Department of Pathology and Laboratory Medicine,Sinai Health System RCV001356488 SCV001551673 uncertain significance Malignant tumor of breast no assertion criteria provided clinical testing The CHEK2 p.Arg406Cys variant was identified in 1 of 290 proband chromosomes (frequency: 0.003) from Pakistani individuals or families with BRCA1/2 negative early-onset and familial breast/ovarian cancers and was not identified in 300 control chromosomes from healthy individuals, or 229 individuals with BRCA1/2 negative breast/ovarian cancers (Rashid 2013). In a yeast complementation assay assessing protein function of the Arg406His variant, the variant did not abrogate CHEK2 function, with yeast cells carrying the Arg406His variant growing at a similar rate to those carrying wildtype (Yilmaz 2014). The variant was also identified in in dbSNP (ID: rs587782527) “With Uncertain significance allele”, ClinVar (classified as uncertain significance by Ambry genetics, GeneDx, Invitae, and Counsyl), Clinvitae; and in control databases in 17 of 276708 chromosomes at a frequency of 0.00006 increasing the likelihood that this may be a low frequency benign variant in certain populations of origin (Genome Aggregation Consortium Feb 27, 2017). The variant was not identified in Cosmic, MutDB, or Zhejiang Colon Cancer Database.

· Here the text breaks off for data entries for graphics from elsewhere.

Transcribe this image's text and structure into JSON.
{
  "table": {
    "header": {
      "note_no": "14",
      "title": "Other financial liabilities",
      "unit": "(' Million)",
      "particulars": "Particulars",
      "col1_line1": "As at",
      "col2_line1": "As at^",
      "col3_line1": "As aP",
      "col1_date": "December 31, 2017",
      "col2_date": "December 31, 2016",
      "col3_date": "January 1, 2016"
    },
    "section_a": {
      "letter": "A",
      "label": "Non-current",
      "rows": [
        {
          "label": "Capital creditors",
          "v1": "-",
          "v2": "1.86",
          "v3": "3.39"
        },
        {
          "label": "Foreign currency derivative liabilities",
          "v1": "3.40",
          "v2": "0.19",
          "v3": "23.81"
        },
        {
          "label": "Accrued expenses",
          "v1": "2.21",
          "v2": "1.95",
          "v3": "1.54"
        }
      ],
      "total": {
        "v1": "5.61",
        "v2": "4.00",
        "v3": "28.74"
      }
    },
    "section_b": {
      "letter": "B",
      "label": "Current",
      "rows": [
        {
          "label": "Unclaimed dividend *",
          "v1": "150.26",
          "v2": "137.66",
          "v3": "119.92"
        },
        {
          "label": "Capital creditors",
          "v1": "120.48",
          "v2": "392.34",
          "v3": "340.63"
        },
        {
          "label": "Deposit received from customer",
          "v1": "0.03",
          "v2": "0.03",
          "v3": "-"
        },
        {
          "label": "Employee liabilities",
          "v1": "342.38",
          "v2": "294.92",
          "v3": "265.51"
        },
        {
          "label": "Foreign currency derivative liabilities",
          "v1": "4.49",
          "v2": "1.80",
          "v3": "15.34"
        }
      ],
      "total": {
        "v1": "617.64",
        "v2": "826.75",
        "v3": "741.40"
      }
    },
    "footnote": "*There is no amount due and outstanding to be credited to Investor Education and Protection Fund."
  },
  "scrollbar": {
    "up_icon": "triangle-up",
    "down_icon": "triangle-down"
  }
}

The p.Arg406 residue is conserved across mammals and other organisms, and four out of five computational analyses (PolyPhen-2, SIFT, AlignGVGD, BLOSUM, MutationTaster) suggest that the Cys variant may impact the protein; however, this information is not predictive enough to assume pathogenicity. The variant occurs outside of the splicing consensus sequence and in silico or computational prediction software programs (SpliceSiteFinder, MaxEntScan, NNSPLICE, GeneSplicer, HumanSpliceFinder) do not predict a difference in splicing. In summary, based on the above information the clinical significance of this variant cannot be determined with certainty at this time. This variant is classified as a variant of uncertain significance.